Kakistocracy. Raubwirtschaft, and Whipping Machines
Leave a commentJune 8, 2017 by libroshombre
When my beloved Texas Rangers baseball team established a new American League record recently for striking out at least ten times in consecutive games, a friend down south suggested the team acquire machines to administer small electric shocks for each strikeout. That led to comments from yours truly about Patrick O’Brian mentioning Jeremy Bentham’s whipping machine. When my friend’s credulity required proof, Mr. Google provided it from the World Corporal Punishment Research (www.corpun.com) website which described whipping machines in fact and fiction.
Bentham was a judicial reformer in the 1800s who wanted to equalize the law for rich and poor. In “The Rationale of Punishment” Bentham recommended a device “which should put into motion certain elastic rods … the number and size of which might be determined by the law … the force and rap
idity with which they should be applied might be prescribed by the Judge: thus everything which is arbitrary might be removed.” Bentham also suggested having a battery of these devices so the executioner’s “time might be saved, and the terror of the scene heightened, without increasing the actual suffering” by “subjecting all the offenders to punishment at the same time.”

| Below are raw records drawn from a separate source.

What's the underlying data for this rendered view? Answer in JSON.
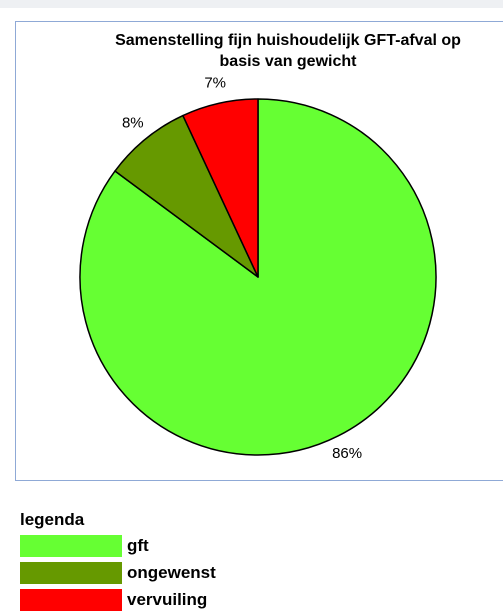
{
  "chart_data": {
    "type": "pie",
    "title": "Samenstelling fijn huishoudelijk GFT-afval op basis van gewicht",
    "title_lines": [
      "Samenstelling fijn huishoudelijk GFT-afval op",
      "basis van gewicht"
    ],
    "slices": [
      {
        "label": "gft",
        "value": 86,
        "data_label": "86%",
        "color": "#66ff33"
      },
      {
        "label": "ongewenst",
        "value": 8,
        "data_label": "8%",
        "color": "#669900"
      },
      {
        "label": "vervuiling",
        "value": 7,
        "data_label": "7%",
        "color": "#ff0000"
      }
    ],
    "start": "12 o'clock",
    "direction": "clockwise, starting with gft",
    "legend_placement": "bottom-left, outside chart"
  },
  "legend": {
    "title": "legenda",
    "items": [
      {
        "label": "gft",
        "color": "#66ff33"
      },
      {
        "label": "ongewenst",
        "color": "#669900"
      },
      {
        "label": "vervuiling",
        "color": "#ff0000"
      }
    ]
  }
}
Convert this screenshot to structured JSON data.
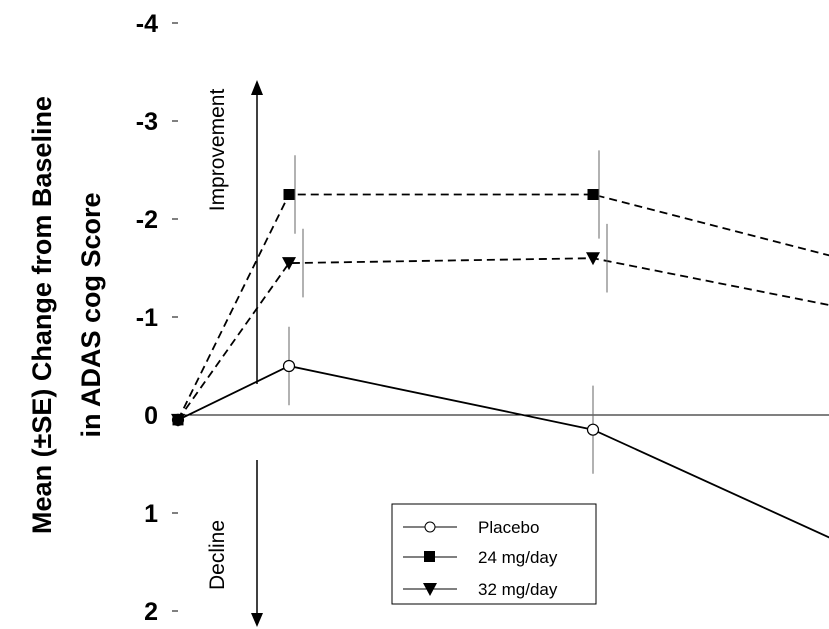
{
  "chart_data": {
    "type": "line",
    "ylabel_line1": "Mean (±SE) Change from Baseline",
    "ylabel_line2": "in ADAS cog Score",
    "ylim": [
      2,
      -4
    ],
    "y_inverted": true,
    "yticks": [
      "-4",
      "-3",
      "-2",
      "-1",
      "0",
      "1",
      "2"
    ],
    "ytick_values": [
      -4,
      -3,
      -2,
      -1,
      0,
      1,
      2
    ],
    "x": [
      0,
      1,
      2,
      3
    ],
    "annotations": {
      "up": "Improvement",
      "down": "Decline"
    },
    "series": [
      {
        "name": "Placebo",
        "marker": "circle-open",
        "dash": "solid",
        "values": [
          0.05,
          -0.5,
          0.15,
          1.3
        ],
        "se": [
          0,
          0.4,
          0.45,
          0
        ]
      },
      {
        "name": "24 mg/day",
        "marker": "square",
        "dash": "dashed",
        "values": [
          0.05,
          -2.25,
          -2.25,
          -1.6
        ],
        "se": [
          0,
          0.4,
          0.45,
          0
        ]
      },
      {
        "name": "32 mg/day",
        "marker": "triangle-down",
        "dash": "dashed",
        "values": [
          0.05,
          -1.55,
          -1.6,
          -1.1
        ],
        "se": [
          0,
          0.35,
          0.35,
          0
        ]
      }
    ],
    "grid": false,
    "legend_position": "bottom-center",
    "colors": {
      "line": "#000000"
    }
  }
}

This contrasted nicely with my wife meeting a Fish and Game biologist who’d recently discovered an ensnared, unharvested wolf. The biologist, though deeply disturbed, strove to make room in his heart for potential compassion for the missing trapper, saying the person might have had a medical or family emergency and couldn’t check his trapline. Compassion and tolerance both seem in short supply these days, and wondering about the difference between them led to the American Heritage Dictionary’s definitions of “compassion” as “deep awareness of the suffering of another coupled with the wish to relieve it.” “Tolerance” is “the capacity for or the practice of recognizing and respecting the beliefs or practices of others.”
Open, civil discourse, especially political, is mighty rare worldwide, so Christine Hauser’s NYTimes.com article from last November, “How to Argue Fairly and Without Rancor,” is worth considering. She defines “argue” as “communicate without rancor or faulty reasoning with someone who has an opposing viewpoint, with the hope of broadening one’s understanding of people and ideas.” To accomplish this she suggested things like “listen carefully,” not “proving who is right, but conveying that you care about the issue … show the person with whom you are speaking that you care about what he or she says.” Don’t “drop the anchor,” that is “not staking your position and refusing to budge … try to understand the other person’s point of view.” And “mind your body language … Try to avoid gestures that are patronizing or defensive, like crossing your arms or clenching your jaw. Maintain eye contact in a way that is not a stare-down. Lean forward slightly to show you are interested. And no eye-rolling.”
Consider the foregoing a preamble to peeking at a politically-charged word that’s new to me: “kakistocracy: a state or country run by the worst, least qualified, or most unscrupulous citizens.” Thomas Love Peacock coined kakistocracy in his 1829 novel, “The Misfortunes of Elphin,” by combining the Greek terms “kakistos: worst” and “kakos: bad.” The Online Etymology Dictionary says he intended it to mean “government by the worst element of a society” analogical opposition to “aristocracy,” and adds that “the closest word in ancient Greek was ‘kakonomia: a bad system of laws and governments.”
“Kleptocracy: rule by a class of thieves,” appeared a bit earlier in 1819 in a reference to Spain, and meant “A government by the corrupt in which rulers use their official positions for personal gain. It’s most often associated with developing countries, but not always. In WW II Germany used “Raubwirtschaft” (German for “plunder economy”) to strip all manner of resources, including whole libraries, from occupied territories. Wikipedia says “Such states are either in constant warfare with their neighbors or they simply milk their subjects,” and were commonplace prior to capitalism’s rise.
Occasionally challenging your beliefs, testing their worth and viability, is a healthy exercise. Your public library’s an excellent place for that, even though, as Samuel (“Dictionary”) Johnson claimed, “No place affords a more striking conviction of the vanity of human hopes than a public library.”